「ブリキの太鼓」という映画を観た。その最初のシーンは、何も映し出されない真っ黒なスクリーン。その中から人の声が聞こえる。「そう、頑張るのよ。もう少しだから、もう少し頑張って」という声だ。

 すると突然部屋の中が上下逆に映し出される。その後カメラが180度回転し、白いカーテンで仕切られた部屋が映し出され、中年の女性二人が顔をヌーと出すのだ。そして「よく、頑張ったわね。可愛いわ。とても元気な男の子よ」という声とともに生まれたばかりの赤ちゃんが映し出される。

 そう、そのシーンはお腹から出てきた赤ちゃんから見た風景を表現していたのだ。丸々と太ったその子は、眩しそうな目でこちらを見ている。そりゃ、そうだ。真っ暗な闇の世界から光溢れるこの世に出てきたのだから眩しいのは当たり前だろう。

 さて、人間には誰でも生まれた時の記憶があるという。中にはその時の様子を鮮明に覚えていて、「急に暗い所から明るい所に出たら助産師の顔が見えた」などと言う人もテレビ番組で紹介されたこともある。

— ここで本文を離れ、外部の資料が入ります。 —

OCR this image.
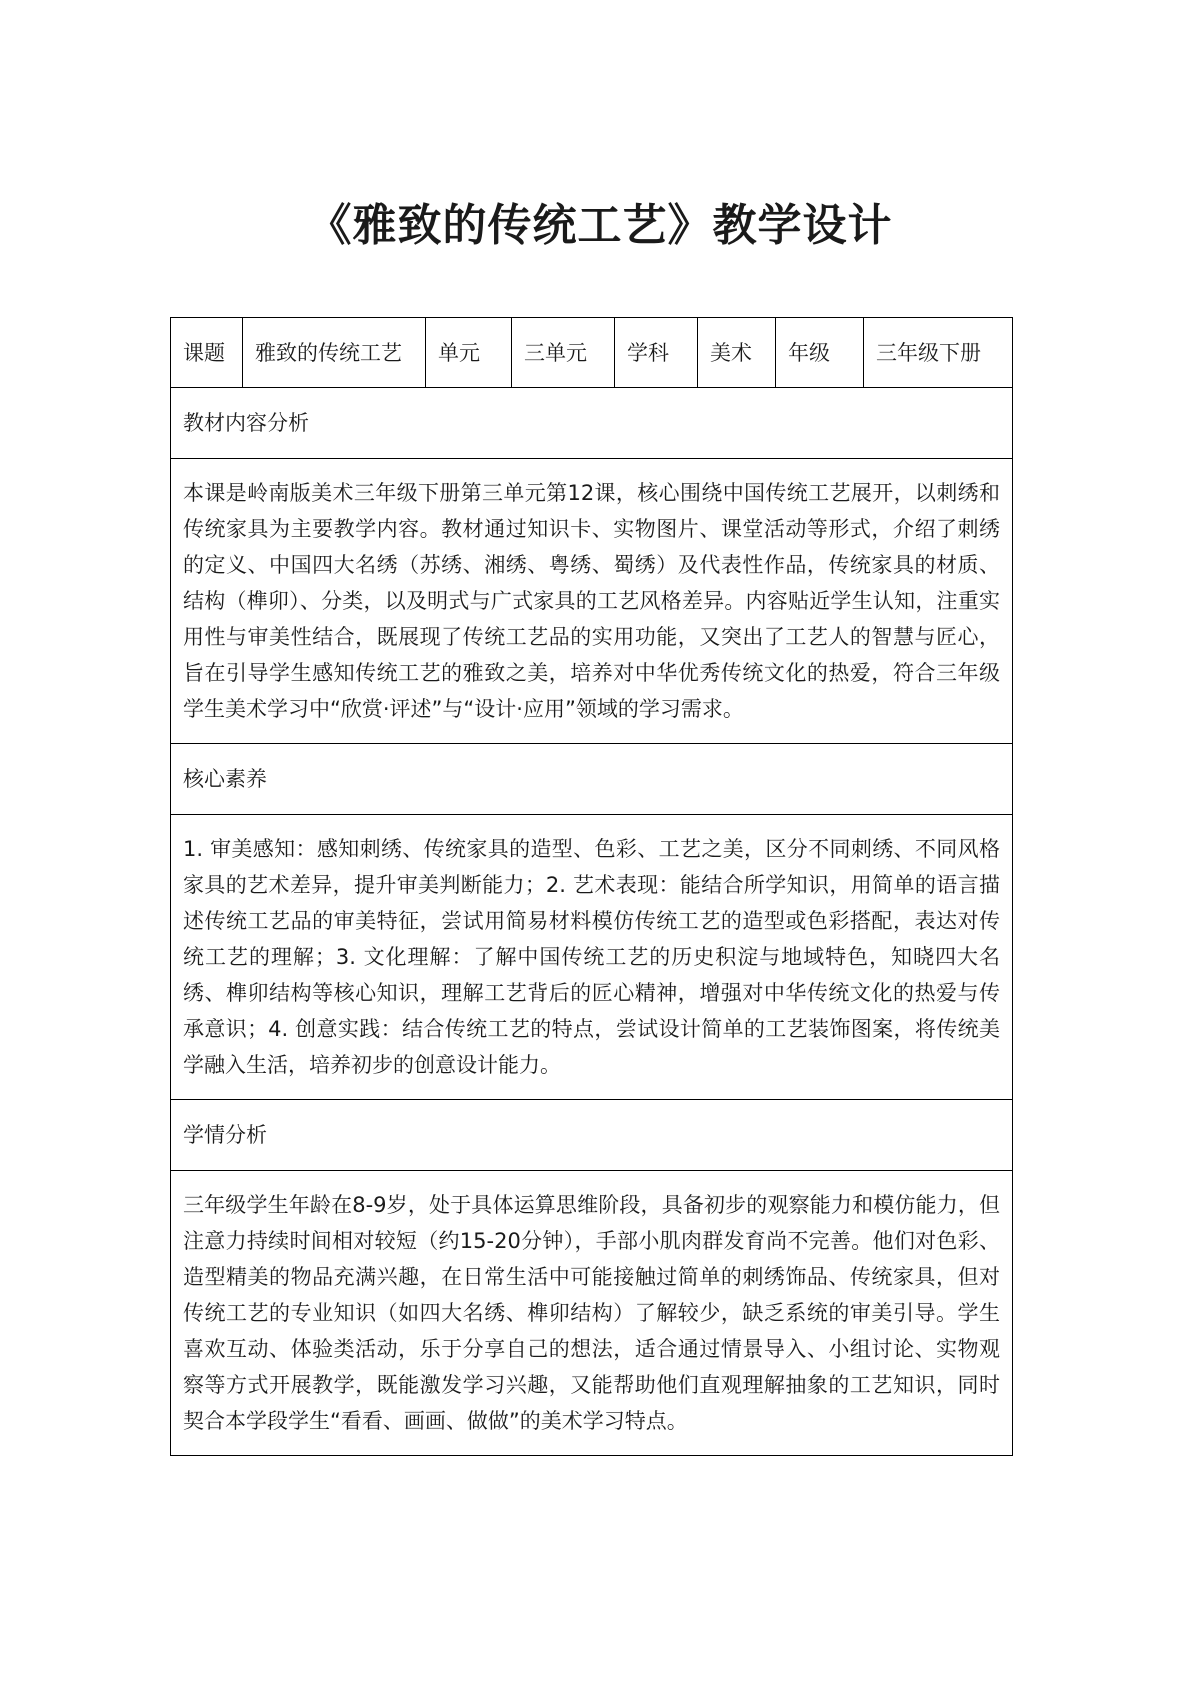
《雅致的传统工艺》教学设计
课题	雅致的传统工艺	单元	三单元	学科	美术	年级	三年级下册
教材内容分析

本课是岭南版美术三年级下册第三单元第12课，核心围绕中国传统工艺展开，以刺绣和传统家具为主要教学内容。教材通过知识卡、实物图片、课堂活动等形式，介绍了刺绣的定义、中国四大名绣（苏绣、湘绣、粤绣、蜀绣）及代表性作品，传统家具的材质、结构（榫卯）、分类，以及明式与广式家具的工艺风格差异。内容贴近学生认知，注重实用性与审美性结合，既展现了传统工艺品的实用功能，又突出了工艺人的智慧与匠心，旨在引导学生感知传统工艺的雅致之美，培养对中华优秀传统文化的热爱，符合三年级学生美术学习中“欣赏·评述”与“设计·应用”领域的学习需求。

核心素养

1. 审美感知：感知刺绣、传统家具的造型、色彩、工艺之美，区分不同刺绣、不同风格家具的艺术差异，提升审美判断能力；2. 艺术表现：能结合所学知识，用简单的语言描述传统工艺品的审美特征，尝试用简易材料模仿传统工艺的造型或色彩搭配，表达对传统工艺的理解；3. 文化理解：了解中国传统工艺的历史积淀与地域特色，知晓四大名绣、榫卯结构等核心知识，理解工艺背后的匠心精神，增强对中华传统文化的热爱与传承意识；4. 创意实践：结合传统工艺的特点，尝试设计简单的工艺装饰图案，将传统美学融入生活，培养初步的创意设计能力。

学情分析

三年级学生年龄在8-9岁，处于具体运算思维阶段，具备初步的观察能力和模仿能力，但注意力持续时间相对较短（约15-20分钟），手部小肌肉群发育尚不完善。他们对色彩、造型精美的物品充满兴趣，在日常生活中可能接触过简单的刺绣饰品、传统家具，但对传统工艺的专业知识（如四大名绣、榫卯结构）了解较少，缺乏系统的审美引导。学生喜欢互动、体验类活动，乐于分享自己的想法，适合通过情景导入、小组讨论、实物观察等方式开展教学，既能激发学习兴趣，又能帮助他们直观理解抽象的工艺知识，同时契合本学段学生“看看、画画、做做”的美术学习特点。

だが大半の人間は「その時の記憶を思い出せ!」と言われても思い出すことなど出来ないだろう。

 当院では出産後、生まれたばかりの赤ちゃんをビデオに撮っている。オギャーと泣き声を上げたまさにその瞬間から映像として残せるのだから、こんなに記念になるものは他にない。それを生まれた時から退院するところまで編集して退院の時に手渡す。というのも家に帰って、おじいちゃん、おばあちゃんをはじめ、生まれた時の様子を親戚に見せてあげれば喜ぶだろうという気持ちからそうしていたのだ。

 ところが、予想外のことが起こった。子どもが1歳になった誕生日にそのビデオを見せたら、ほとんどの子どもが食い入るようにそれを見たという。それからはお気に入りのアニメのビデオなどには全く興味を示さず、そればかり見ているという。

 ところで、当院で生まれた赤ちゃん達は、当院のことを『コアラ病院』と呼んでいた。それは開業以来うちの病院のシンボルマークがコアラで、病院の入口の所に大きな看板があり、そこにピンクのコアラが描かれていた。又、病院の中いたる所にコアラのシールが貼ってあったからだ。

 その後生まれた赤ちゃん達が大きくなり、病院の前の道を通る時、両親が「ここがあなたの生まれたコアラの病院よ」と言っていたのだそうだ。それで子ども達も、うちの病院の前を通ると口癖で「コアラ病院」と言うので、コアラ病院というアダナがついたのだ。

 ずっと前スウェーデンの方がお産したことがある。元気な男の子だったが、先日どうしても自分の生まれた病院が見たいと、スウェーデンからわざわざ来られたのにはびっくりした。もうその生まれた男の子も12歳になり、日本でいうと中学生になったばかりの年齢だという。

 だが18年前、今の上野町へ引っ越すのを機会に、コアラのシンボルマークを廃止した。前の病院は壊され、跡形もなくなり空地になった。ここで赤ちゃんを産んだお母さん方や子ども達は、そこを通る度にとても淋しくなったと溜め息をついていると噂で聞いた。

 人間誰でも自分のルーツを探したがるものである。自分の親のルーツを知りたいのと同じように、生まれた所がどんな所だったかと知りたいのは当たり前のことである。例えば私が生まれたところは、今のこの上野町のクリニックの敷地の中だが、調べてみたらその生まれた分娩室のあったところの真上に、私の寝室がありベッドが置いてある。父は昭和17年、今の“たにぐちレディースクリニック”がある上野町で開業し、私は父の病院で昭和24年に産声を上げたのだ。

 18年前に引っ越すまで、あれほどの不眠症であった私がぐっすり眠れるようになったのも、自分が産声を上げた場所の上で眠るようになったせいなのかもしれない。きっとそうだ。

 世界広しといえども、自分が産声を上げた場所でグーグー寝ている人なんてまず居ないに違いない。そう考えると、私が世界で一番この世で生まれた所を意識して生きている人間なのかもしれない。

 皆様も時間があれば、是非自分が生まれた土地を訪れてみるといい。きっと何か生きるヒントというのをそこから得るかもしれない。